When spilling in thumb mode and the sp offset is too large to fit in the ldr / 
str offset field, we load the offset from a constpool entry and add it to sp: 
 
ldr r2, LCPI 
add r2, sp 
ldr r2, [r2] 
 
These instructions preserve the condition code which is important if the spill 
is between a cmp and a bcc instruction. However, we can use the (potentially) 

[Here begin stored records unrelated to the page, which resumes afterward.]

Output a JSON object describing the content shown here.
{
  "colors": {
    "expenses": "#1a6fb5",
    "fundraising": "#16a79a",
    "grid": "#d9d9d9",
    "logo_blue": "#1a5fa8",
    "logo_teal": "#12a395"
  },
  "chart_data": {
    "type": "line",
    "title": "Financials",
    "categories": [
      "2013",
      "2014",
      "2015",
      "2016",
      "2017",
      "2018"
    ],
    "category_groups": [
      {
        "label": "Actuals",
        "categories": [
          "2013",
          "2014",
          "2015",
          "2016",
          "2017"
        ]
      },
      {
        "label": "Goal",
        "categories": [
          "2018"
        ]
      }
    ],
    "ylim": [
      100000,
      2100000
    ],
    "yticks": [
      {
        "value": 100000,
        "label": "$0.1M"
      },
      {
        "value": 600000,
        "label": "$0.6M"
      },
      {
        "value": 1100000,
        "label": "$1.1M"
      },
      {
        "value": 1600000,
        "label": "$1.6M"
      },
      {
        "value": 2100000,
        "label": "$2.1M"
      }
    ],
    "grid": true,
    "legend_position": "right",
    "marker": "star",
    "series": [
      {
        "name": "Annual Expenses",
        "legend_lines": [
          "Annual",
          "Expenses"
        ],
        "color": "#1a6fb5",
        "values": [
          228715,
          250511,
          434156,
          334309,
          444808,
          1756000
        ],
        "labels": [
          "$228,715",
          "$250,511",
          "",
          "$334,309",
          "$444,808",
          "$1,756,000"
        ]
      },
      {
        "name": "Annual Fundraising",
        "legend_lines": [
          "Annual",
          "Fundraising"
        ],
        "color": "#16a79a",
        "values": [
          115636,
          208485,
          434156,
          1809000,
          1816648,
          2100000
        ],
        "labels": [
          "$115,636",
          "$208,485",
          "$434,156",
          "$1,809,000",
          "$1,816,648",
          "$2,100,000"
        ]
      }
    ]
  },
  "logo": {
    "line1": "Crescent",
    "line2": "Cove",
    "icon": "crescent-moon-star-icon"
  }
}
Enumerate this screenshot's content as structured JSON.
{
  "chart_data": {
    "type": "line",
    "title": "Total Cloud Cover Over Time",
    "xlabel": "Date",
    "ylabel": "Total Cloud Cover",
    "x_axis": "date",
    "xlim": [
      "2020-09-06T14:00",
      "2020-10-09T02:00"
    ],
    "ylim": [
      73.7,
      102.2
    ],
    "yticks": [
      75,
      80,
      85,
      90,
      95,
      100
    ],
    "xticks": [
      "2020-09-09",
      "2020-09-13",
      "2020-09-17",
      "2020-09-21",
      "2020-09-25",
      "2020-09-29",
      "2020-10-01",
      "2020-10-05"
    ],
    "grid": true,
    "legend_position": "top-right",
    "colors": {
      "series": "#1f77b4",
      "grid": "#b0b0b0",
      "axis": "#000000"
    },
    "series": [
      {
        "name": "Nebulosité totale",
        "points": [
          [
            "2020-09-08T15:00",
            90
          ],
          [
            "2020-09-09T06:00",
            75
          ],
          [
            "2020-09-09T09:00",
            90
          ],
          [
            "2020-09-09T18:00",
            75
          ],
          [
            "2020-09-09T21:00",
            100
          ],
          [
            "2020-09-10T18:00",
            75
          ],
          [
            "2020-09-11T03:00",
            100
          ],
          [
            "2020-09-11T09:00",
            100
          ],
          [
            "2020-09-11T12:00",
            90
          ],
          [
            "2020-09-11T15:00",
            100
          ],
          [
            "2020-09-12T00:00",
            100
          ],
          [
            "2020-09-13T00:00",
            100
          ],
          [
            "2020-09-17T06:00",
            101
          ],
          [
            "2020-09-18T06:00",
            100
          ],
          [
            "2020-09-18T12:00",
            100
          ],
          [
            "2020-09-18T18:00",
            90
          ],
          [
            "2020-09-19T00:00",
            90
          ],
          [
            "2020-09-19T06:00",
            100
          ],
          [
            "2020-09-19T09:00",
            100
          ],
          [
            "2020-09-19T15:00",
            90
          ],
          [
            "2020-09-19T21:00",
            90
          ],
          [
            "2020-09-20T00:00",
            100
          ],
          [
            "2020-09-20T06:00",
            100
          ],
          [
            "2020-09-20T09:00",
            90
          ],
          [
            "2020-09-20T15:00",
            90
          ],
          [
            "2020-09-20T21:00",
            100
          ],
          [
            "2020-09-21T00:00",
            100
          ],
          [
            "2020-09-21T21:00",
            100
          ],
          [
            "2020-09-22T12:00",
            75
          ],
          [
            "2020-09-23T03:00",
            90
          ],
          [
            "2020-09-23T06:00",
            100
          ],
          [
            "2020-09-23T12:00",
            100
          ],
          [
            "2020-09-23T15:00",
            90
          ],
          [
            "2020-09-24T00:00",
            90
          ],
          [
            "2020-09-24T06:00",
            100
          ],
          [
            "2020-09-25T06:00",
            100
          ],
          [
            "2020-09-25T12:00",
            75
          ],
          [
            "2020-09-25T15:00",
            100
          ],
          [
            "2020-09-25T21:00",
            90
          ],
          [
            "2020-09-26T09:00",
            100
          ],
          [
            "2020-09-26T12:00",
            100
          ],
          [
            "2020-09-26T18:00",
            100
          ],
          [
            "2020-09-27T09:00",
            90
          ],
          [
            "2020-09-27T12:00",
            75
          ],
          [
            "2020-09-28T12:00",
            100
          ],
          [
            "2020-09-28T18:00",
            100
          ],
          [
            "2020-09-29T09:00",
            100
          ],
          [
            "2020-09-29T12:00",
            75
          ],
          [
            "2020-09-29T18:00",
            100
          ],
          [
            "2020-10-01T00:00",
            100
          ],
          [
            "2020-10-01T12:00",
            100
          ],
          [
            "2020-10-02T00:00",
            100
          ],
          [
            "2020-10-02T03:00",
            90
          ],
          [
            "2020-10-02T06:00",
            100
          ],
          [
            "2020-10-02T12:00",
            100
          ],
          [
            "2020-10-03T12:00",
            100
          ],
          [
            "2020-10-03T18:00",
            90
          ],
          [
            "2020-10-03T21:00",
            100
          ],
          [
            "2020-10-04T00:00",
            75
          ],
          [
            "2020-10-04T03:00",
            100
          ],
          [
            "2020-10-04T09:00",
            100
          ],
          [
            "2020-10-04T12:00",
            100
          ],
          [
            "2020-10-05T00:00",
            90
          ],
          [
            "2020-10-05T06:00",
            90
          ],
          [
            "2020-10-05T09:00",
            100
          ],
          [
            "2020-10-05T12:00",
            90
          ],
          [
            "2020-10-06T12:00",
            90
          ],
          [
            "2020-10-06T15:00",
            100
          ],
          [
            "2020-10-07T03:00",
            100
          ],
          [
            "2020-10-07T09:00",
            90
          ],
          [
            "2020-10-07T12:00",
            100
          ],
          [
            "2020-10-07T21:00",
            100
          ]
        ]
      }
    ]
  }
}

cheaper sequence if we know it's ok to clobber the condition register. 
 
add r2, sp, #255 * 4 
add r2, #132 
ldr r2, [r2, #7 * 4] 
 
This is especially bad when dynamic alloca is used. The all fixed size stack 
objects are referenced off the frame pointer with negative offsets. See 
oggenc for an example. 
 
//===---------------------------------------------------------------------===// 
 
Poor codegen test/CodeGen/ARM/select.ll f7: 
 
	ldr r5, LCPI1_0 
LPC0: 
	add r5, pc 
	ldr r6, LCPI1_1 
	ldr r2, LCPI1_2 
	mov r3, r6 
	mov lr, pc 
	bx r5 
 
//===---------------------------------------------------------------------===// 
 
Make register allocator / spiller smarter so we can re-materialize "mov r, imm", 
etc. Almost all Thumb instructions clobber condition code. 
 
//===---------------------------------------------------------------------===// 
 
Thumb load / store address mode offsets are scaled. The values kept in the 
instruction operands are pre-scale values. This probably ought to be changed 
to avoid extra work when we convert Thumb2 instructions to Thumb1 instructions. 
 
//===---------------------------------------------------------------------===// 
 
We need to make (some of the) Thumb1 instructions predicable. That will allow 
shrinking of predicated Thumb2 instructions. To allow this, we need to be able 
to toggle the 's' bit since they do not set CPSR when they are inside IT blocks. 
 
//===---------------------------------------------------------------------===// 
 
Make use of hi register variants of cmp: tCMPhir / tCMPZhir. 
 
//===---------------------------------------------------------------------===// 
 
Thumb1 immediate field sometimes keep pre-scaled values. See 
ThumbRegisterInfo::eliminateFrameIndex. This is inconsistent from ARM and 
Thumb2. 
 
//===---------------------------------------------------------------------===// 
 
Rather than having tBR_JTr print a ".align 2" and constant island pass pad it, 
add a target specific ALIGN instruction instead. That way, getInstSizeInBytes 
won't have to over-estimate. It can also be used for loop alignment pass. 
 
//===---------------------------------------------------------------------===// 
 
We generate conditional code for icmp when we don't need to. This code: 
 
  int foo(int s) { 
    return s == 1; 
  } 
 
produces: 
 
foo: 
        cmp     r0, #1 
        mov.w   r0, #0 
        it      eq 
        moveq   r0, #1 
        bx      lr 
 
when it could use subs + adcs. This is GCC PR46975.